From a Königsberg merchant family, Maria Schnell married an English-born founder Charles Hughes, and in 1826 bought a silver refining business. Her brother Gustav Schnell, together with his brothers-in-law Friedrich Laubmeyer and Carl August Dultz, established an iron foundry, run by Hughes, on 1 May 1828, which was named Union Giesserei in 1845. In 1846 Union Giesserei employed an engineer, Johann Gottfried Dietrich Wilhelm Ostendorff (5 April 1812 - 23 September 1876), who had gained experience of locomotive and marine steam engines and boilers in Britain, and broadened the business in those directions. Ostendorff also married a daughter of Gustav Schell, and became the sole managing partner in 1852.

In 1855, Union Giesserei launched its first steamship Schnell on 5 June, and on 5 December delivered its first steam locomotive, built for the Prussian Eastern Railway. On Ostendorff's death in 1876, Elias Radok (16 November 1840 - 30 March 1910), who had previously worked for August Borsig in Berlin, took over the firm. It was changed from a public trading company to an Aktiengesellschaft (A.G.), or public limited company, on 2 June 1881. The board was now run by Radok and Ostendorff's son, Arthur (18 May 1850 - 24 July 1891). When Elias Radok died, the factory was taken over by senior engineers, Georg Panck and Paul Fischer, together with the master builder, Max Hartung. Paul Fischer left in 1920 due to illness, Georg Panck died in 1923 and Max Hartung took over the helm until the arrival of Dr.

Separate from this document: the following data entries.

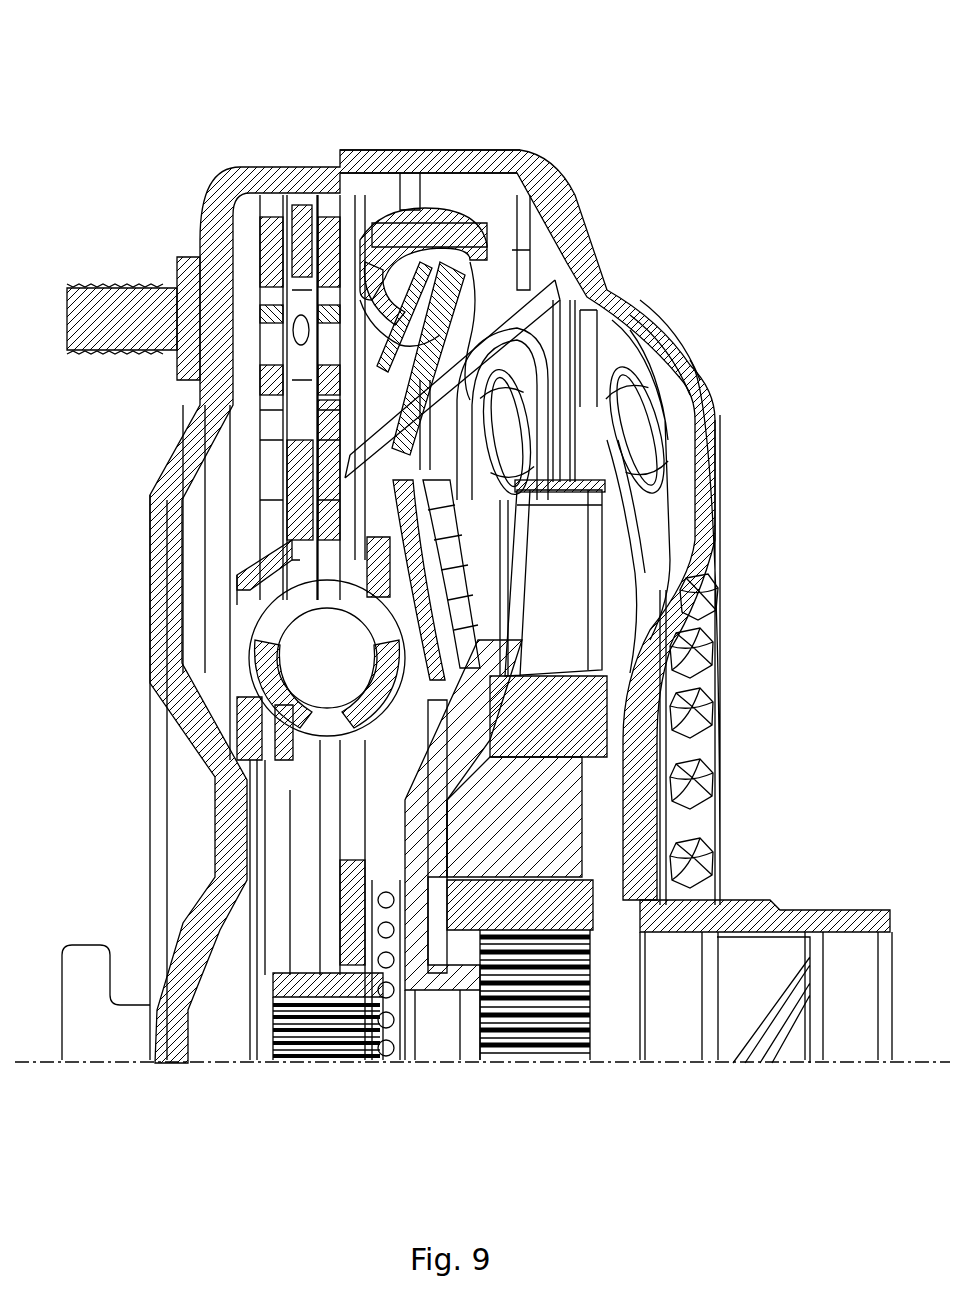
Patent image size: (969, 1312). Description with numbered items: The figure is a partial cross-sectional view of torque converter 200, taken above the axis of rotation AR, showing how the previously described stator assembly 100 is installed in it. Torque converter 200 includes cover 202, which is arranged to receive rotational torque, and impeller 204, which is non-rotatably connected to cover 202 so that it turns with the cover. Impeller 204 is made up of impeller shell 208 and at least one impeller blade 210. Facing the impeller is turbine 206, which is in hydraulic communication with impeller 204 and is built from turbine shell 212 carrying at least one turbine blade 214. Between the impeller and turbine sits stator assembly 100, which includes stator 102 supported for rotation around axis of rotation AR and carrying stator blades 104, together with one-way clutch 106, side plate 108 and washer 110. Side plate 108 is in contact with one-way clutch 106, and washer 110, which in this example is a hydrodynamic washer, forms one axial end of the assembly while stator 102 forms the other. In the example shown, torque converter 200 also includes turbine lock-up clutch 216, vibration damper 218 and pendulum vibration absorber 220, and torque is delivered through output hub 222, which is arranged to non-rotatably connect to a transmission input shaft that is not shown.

The torque converter 200 is at (735, 62).
The cover 202 is at (225, 190).
The impeller 204 is at (608, 282).
The turbine 206 is at (520, 280).
The impeller shell 208 is at (680, 350).
The impeller blade 210 is at (645, 425).
The turbine shell 212 is at (515, 198).
The turbine blade 214 is at (505, 358).
The turbine lock-up clutch 216 is at (565, 175).
The vibration damper 218 is at (242, 656).
The pendulum vibration absorber 220 is at (247, 264).
The output hub 222 is at (300, 1005).
The stator assembly 100 is at (650, 797).
The stator 102 is at (535, 672).
The stator blades 104 is at (555, 548).
The one-way clutch 106 is at (495, 831).
The side plate 108 is at (660, 880).
The washer 110 is at (665, 775).
The axis of rotation AR is at (762, 1062).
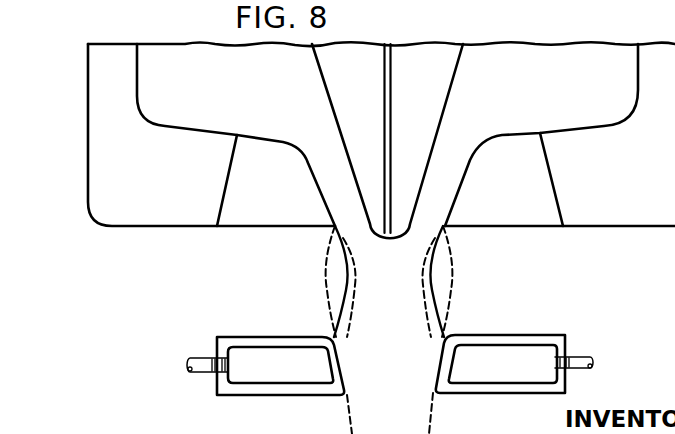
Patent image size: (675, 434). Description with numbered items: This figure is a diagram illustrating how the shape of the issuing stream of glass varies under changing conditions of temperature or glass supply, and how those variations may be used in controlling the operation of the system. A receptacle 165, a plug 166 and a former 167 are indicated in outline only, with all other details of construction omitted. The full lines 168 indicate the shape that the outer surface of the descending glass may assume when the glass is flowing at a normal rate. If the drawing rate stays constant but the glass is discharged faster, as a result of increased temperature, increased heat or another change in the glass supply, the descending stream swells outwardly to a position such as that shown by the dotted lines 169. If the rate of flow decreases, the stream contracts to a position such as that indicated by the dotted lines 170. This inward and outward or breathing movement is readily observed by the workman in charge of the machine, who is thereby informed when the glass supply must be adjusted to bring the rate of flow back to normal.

The receptacle 165 is at (103, 82).
The plug 166 is at (440, 75).
The former 167 is at (510, 327).
The full lines 168 is at (345, 279).
The dotted lines 169 is at (447, 277).
The dotted lines 170 is at (425, 306).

Paul Brehm in November 1925.

Union Giesserei did not get any contracts from the newly formed Deutsche Reichsbahn and negotiations with the Reichsbahn proved largely fruitless. This led to severe economic problems in the company during the mid-1920s. In 1927, however, Union Giesserei was finally given orders for the construction of the DRG Class 64 and 80 steam locomotives as part of the 'eastern regions aid' (Ostlandhilfe) scheme. The shipyard fared better as the German authorities had a strategic interest in maintaining shiprepairing capability in the East. However in 1930 Union Giesserei was declared bankrupt, and from 17 March it became a subsidiary of the F. Schichau GmbH. The shipyard was fully integrated in the Schichau group in 1931, came under Soviet control in 1945 and later became the Russian-owned Yantar Shipyard.